Worldwide, an estimated $582 billion was sent by migrants to relatives in their home countries in 2015, a 2% decline from 2014, when the amount was $592 billion, according to economists at the World Bank. This is the first drop in global remittances since 2009, when they fell by $28 billion amid the global financial crisis. Despite this recent decline, remittances sent by migrants are still about double what they were a decade ago, before the sharp decline in the global economy during the late 2000s. And, with the exception of 2009, migrant remittances worldwide have steadily climbed since the World Bank began releasing estimates in 1970.

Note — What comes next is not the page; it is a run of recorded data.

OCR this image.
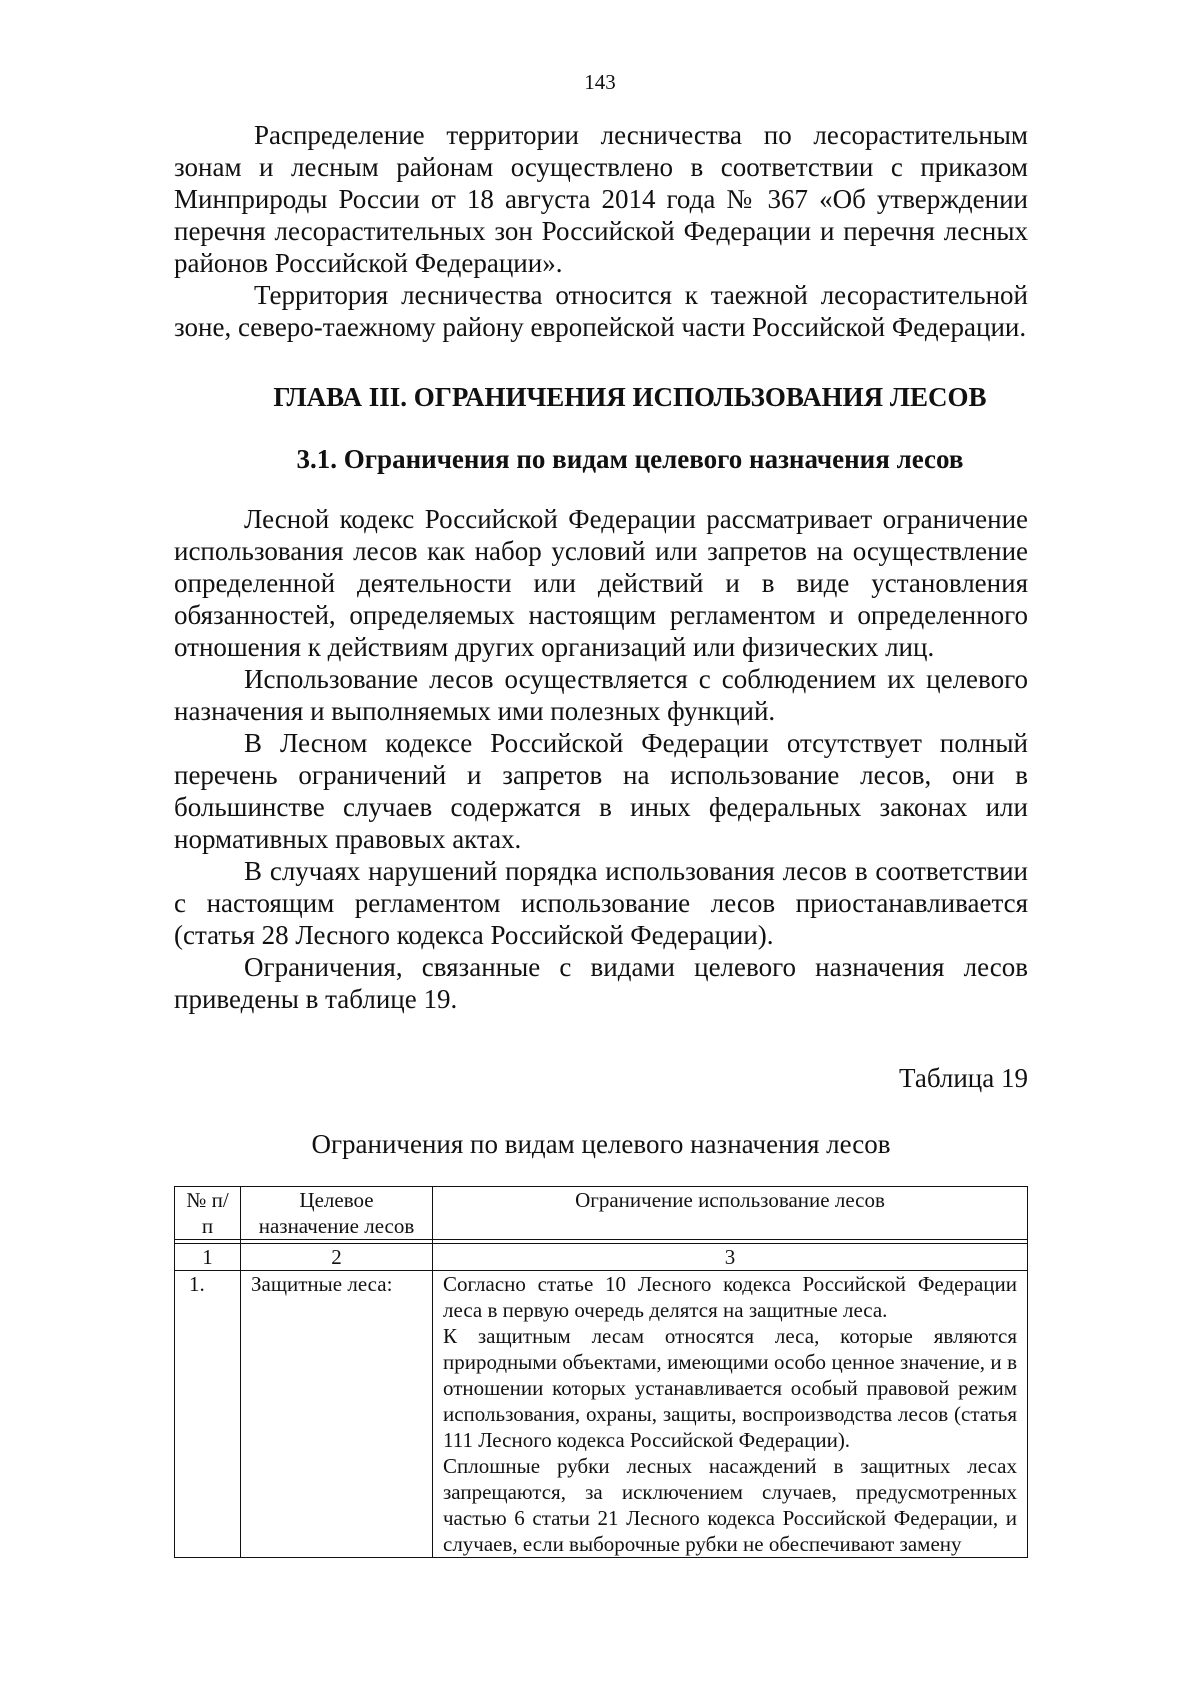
143

Распределение территории лесничества по лесорастительным зонам и лесным районам осуществлено в соответствии с приказом Минприроды России от 18 августа 2014 года № 367 «Об утверждении перечня лесорастительных зон Российской Федерации и перечня лесных районов Российской Федерации».

Территория лесничества относится к таежной лесорастительной зоне, северо-таежному району европейской части Российской Федерации.

ГЛАВА III. ОГРАНИЧЕНИЯ ИСПОЛЬЗОВАНИЯ ЛЕСОВ
3.1. Ограничения по видам целевого назначения лесов

Лесной кодекс Российской Федерации рассматривает ограничение использования лесов как набор условий или запретов на осуществление определенной деятельности или действий и в виде установления обязанностей, определяемых настоящим регламентом и определенного отношения к действиям других организаций или физических лиц.

Использование лесов осуществляется с соблюдением их целевого назначения и выполняемых ими полезных функций.

В Лесном кодексе Российской Федерации отсутствует полный перечень ограничений и запретов на использование лесов, они в большинстве случаев содержатся в иных федеральных законах или нормативных правовых актах.

В случаях нарушений порядка использования лесов в соответствии с настоящим регламентом использование лесов приостанавливается (статья 28 Лесного кодекса Российской Федерации).

Ограничения, связанные с видами целевого назначения лесов приведены в таблице 19.

Таблица 19
Ограничения по видам целевого назначения лесов
№ п/п	Целевое назначение лесов	Ограничение использование лесов

1	2	3
1.	Защитные леса:	Согласно статье 10 Лесного кодекса Российской Федерации леса в первую очередь делятся на защитные леса.

К защитным лесам относятся леса, которые являются природными объектами, имеющими особо ценное значение, и в отношении которых устанавливается особый правовой режим использования, охраны, защиты, воспроизводства лесов (статья 111 Лесного кодекса Российской Федерации).

Сплошные рубки лесных насаждений в защитных лесах запрещаются, за исключением случаев, предусмотренных частью 6 статьи 21 Лесного кодекса Российской Федерации, и случаев, если выборочные рубки не обеспечивают замену
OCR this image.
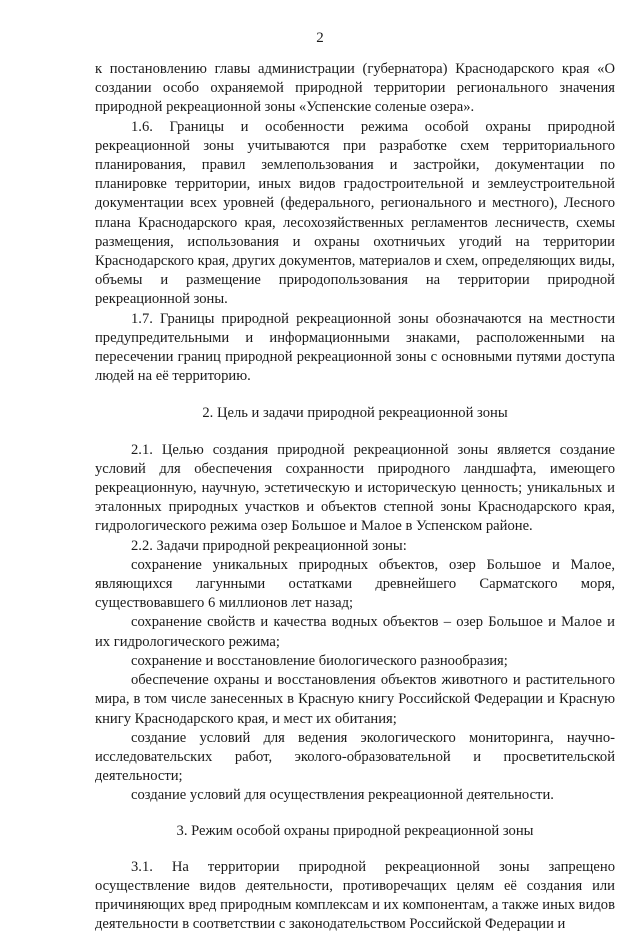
2

к постановлению главы администрации (губернатора) Краснодарского края «О создании особо охраняемой природной территории регионального значения природной рекреационной зоны «Успенские соленые озера».

1.6. Границы и особенности режима особой охраны природной рекреационной зоны учитываются при разработке схем территориального планирования, правил землепользования и застройки, документации по планировке территории, иных видов градостроительной и землеустроительной документации всех уровней (федерального, регионального и местного), Лесного плана Краснодарского края, лесохозяйственных регламентов лесничеств, схемы размещения, использования и охраны охотничьих угодий на территории Краснодарского края, других документов, материалов и схем, определяющих виды, объемы и размещение природопользования на территории природной рекреационной зоны.

1.7. Границы природной рекреационной зоны обозначаются на местности предупредительными и информационными знаками, расположенными на пересечении границ природной рекреационной зоны с основными путями доступа людей на её территорию.

2. Цель и задачи природной рекреационной зоны

2.1. Целью создания природной рекреационной зоны является создание условий для обеспечения сохранности природного ландшафта, имеющего рекреационную, научную, эстетическую и историческую ценность; уникальных и эталонных природных участков и объектов степной зоны Краснодарского края, гидрологического режима озер Большое и Малое в Успенском районе.

2.2. Задачи природной рекреационной зоны:

сохранение уникальных природных объектов, озер Большое и Малое, являющихся лагунными остатками древнейшего Сарматского моря, существовавшего 6 миллионов лет назад;

сохранение свойств и качества водных объектов – озер Большое и Малое и их гидрологического режима;

сохранение и восстановление биологического разнообразия;

обеспечение охраны и восстановления объектов животного и растительного мира, в том числе занесенных в Красную книгу Российской Федерации и Красную книгу Краснодарского края, и мест их обитания;

создание условий для ведения экологического мониторинга, научно-исследовательских работ, эколого-образовательной и просветительской деятельности;

создание условий для осуществления рекреационной деятельности.

3. Режим особой охраны природной рекреационной зоны

3.1. На территории природной рекреационной зоны запрещено осуществление видов деятельности, противоречащих целям её создания или причиняющих вред природным комплексам и их компонентам, а также иных видов деятельности в соответствии с законодательством Российской Федерации и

The volume of migrant remittances is closely tied to the increase in migrant populations. The number of international migrants (people who live in a country other than their birth country) has grown from about 191 million in 2005 to more than 243 million today even as the share of the world’s population that are migrants has remained steady at about 3%. The U.S., which has more migrants than any other country, is also the source of more remittances than any other country. Migrant remittances from the U.S. continue to go up even though migration to the U.S. from Mexico has slowed and possibly reversed. (Mexico is the largest receiving country of remittances from the U.S.)
Oil prices are affecting the global level of remittances. For example, some top remittance-sending countries like Saudi Arabia, United Arab Emirates, Kuwait and Qatar are oil-rich nations that saw their economic growth slow in 2014 and 2015 as oil prices fell. This has left thousands of migrants jobless. As a result, preliminary evidence suggests remittances to India fell between 2014 and 2015. Overall, an estimated 8 million Indian-born migrants (or about half of all of India’s emigrants) live in Bahrain, Kuwait, Oman, Qatar, Saudi Arabia and UAE as of 2015.
Migrant remittances can also move up and down as the economies of countries that are highly dependent on migrant labor fluctuate. For example, remittances sent by the large number of migrants in Russia have fallen sharply recently. In particular, remittances from Russia to neighboring countries like Turkmenistan and Uzbekistan dropped by nearly half between 2014 and 2015. This decline is particularly significant since remittances were equivalent to about a quarter or more of some Central Asian countries’ gross domestic products in 2014.
One of the unknowns of remittance trends is how the recent refugee crisis in Europe and the Middle East may affect the sending of money around the world. Given that nearly one in 100 people are displaced worldwide within and outside their countries of birth and 9% of all international migrants are refugees, estimates for flows of money back to or from their home countries are largely unavailable.